In China, fame comes easier with a foreign face
In China, Westerners are plucked from the streets for television and movie roles.
If you've got the looks, the talent, and the Mandarin, forget Hollywood – the Chinese entertainment industry wants you.
And even if you're a foreigner in China who doesn't have any of those things, don't worry. You've got a decent chance of getting on television, anyway.
In cities nationwide, recruiters are prowling university campuses and expatriate hangouts in search of aspiring variety show performers, game show contestants, and film extras.
Pretty much any kind of foreigner will do, with one exception: "They definitely prefer people that don't look Asian," says American expatriate Ben Ross.

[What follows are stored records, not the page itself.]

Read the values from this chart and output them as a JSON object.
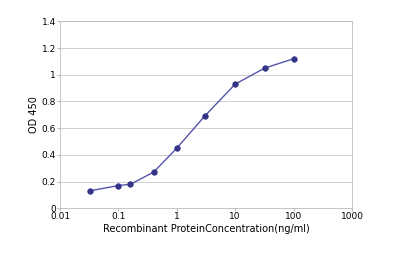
{
  "x_values": [
    0.032,
    0.1,
    0.16,
    0.4,
    1.0,
    3.0,
    10.0,
    32.0,
    100.0
  ],
  "y_values": [
    0.13,
    0.17,
    0.18,
    0.27,
    0.45,
    0.69,
    0.93,
    1.05,
    1.12
  ],
  "xlim": [
    0.01,
    1000
  ],
  "ylim": [
    0,
    1.4
  ],
  "yticks": [
    0,
    0.2,
    0.4,
    0.6,
    0.8,
    1.0,
    1.2,
    1.4
  ],
  "ytick_labels": [
    "0",
    "0.2",
    "0.4",
    "0.6",
    "0.8",
    "1",
    "1.2",
    "1.4"
  ],
  "xtick_labels": [
    "0.01",
    "0.1",
    "1",
    "10",
    "100",
    "1000"
  ],
  "xtick_positions": [
    0.01,
    0.1,
    1,
    10,
    100,
    1000
  ],
  "ylabel": "OD 450",
  "xlabel": "Recombinant ProteinConcentration(ng/ml)",
  "line_color": "#5555aa",
  "marker_color": "#333388",
  "bg_color": "#ffffff",
  "grid_color": "#c8c8c8",
  "marker_size": 4,
  "line_width": 1.0,
  "label_fontsize": 7,
  "tick_fontsize": 6.5
}
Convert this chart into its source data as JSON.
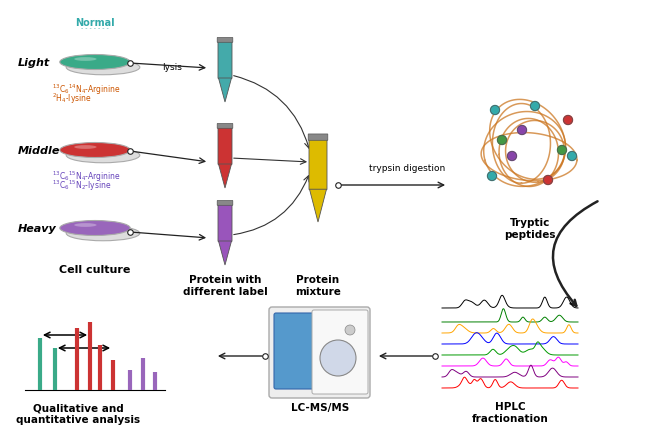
{
  "figsize": [
    6.49,
    4.36
  ],
  "dpi": 100,
  "labels": {
    "normal": "Normal",
    "light": "Light",
    "middle": "Middle",
    "heavy": "Heavy",
    "cell_culture": "Cell culture",
    "protein_label": "Protein with\ndifferent label",
    "protein_mixture": "Protein\nmixture",
    "tryptic": "Tryptic\npeptides",
    "lysis": "lysis",
    "trypsin": "trypsin digestion",
    "hplc": "HPLC\nfractionation",
    "lcms": "LC-MS/MS",
    "qual": "Qualitative and\nquantitative analysis"
  },
  "subscript_labels": {
    "light_label1": "$^{13}$C$_6$$^{14}$N$_4$-Arginine",
    "light_label2": "$^{2}$H$_4$-lysine",
    "heavy_label1": "$^{13}$C$_6$$^{15}$N$_4$-Arginine",
    "heavy_label2": "$^{13}$C$_6$$^{15}$N$_2$-lysine"
  },
  "colors": {
    "teal": "#3aaa88",
    "red": "#cc3333",
    "purple": "#9966bb",
    "orange_text": "#cc5500",
    "purple_text": "#6644bb",
    "arrow": "#222222",
    "tube_teal": "#44aaaa",
    "tube_red": "#cc3333",
    "tube_purple": "#9955bb",
    "tube_yellow": "#ddbb00",
    "curve_color": "#cc7722",
    "normal_text": "#33aaaa",
    "bg": "#ffffff",
    "dot_teal": "#33aaaa",
    "dot_red": "#cc3333",
    "dot_purple": "#8844aa",
    "dot_green": "#449944"
  }
}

Westerners are cropping up on all kinds of television shows – literally plucked from the street. Some foreign entertainers see their moment in the sun as an opportunity to help Chinese people better understand the West. But their Chinese audience is just as interested in how the outside world views the rapid economic advances of their homeland.
"We like watching these shows because they have foreigners speaking Chinese," says Beijing retiree Wu Yuqing. "They show us that the world is getting smaller."
And China's television and movie producers are eager to cater to this desire. "Chinese people really want to know what foreigners here are thinking," says Beijing casting agent Li Erwei. "They want to know what foreigners think of China and how they view our culture."
And sometimes, the appeal of a foreigner on television in a homogenous society is more basic.
"On my first show, the idea was basically to get laughs out of foreigners doing silly things," says Mr. Ross, a blogger and former English teacher who has appeared on Chinese television with a spiky wig and fake guitar while singing well-known Chinese pop songs.
Amateur actors also learn that an amusing accent here is sometimes better than absolute fluency. "They told me: start speaking Chinese, but then start messing up and ask if you can speak in English," says Ross. "It's pretty funny to see foreigners with an accent."
Television producers offer between 400 and 1,000 RMB ($50 to $125) per episode, but money is not the only motivation for some Western actors. "A lot of these shows I would have done for free, just to have fun," says Wily Boyle, a Canadian who appeared on some of the same shows as Ross.
For a select group of foreign professionals, however, Chinese television is serious business.
The pioneer in this field was Canadian Mark Rowswell – better known as Da Shan, or Big Mountain – whose pitch-perfect Mandarin and comedic skill catapulted him to national celebrity in the late 1980s.
Since then, several successors have emerged on the talk show circuit. Frenchman Julien Gaudefroy, whose unaccented Chinese got him his first gig in an instructional language video, now hosts several talk shows across China.
Mr. Gaudefroy's programs, which include "Foreigners' Viewpoints" and "Foreigners Watching China," feature guests opining on topics ranging from China's one-child policy to the relative merits of traditional Tang Dynasty clothing.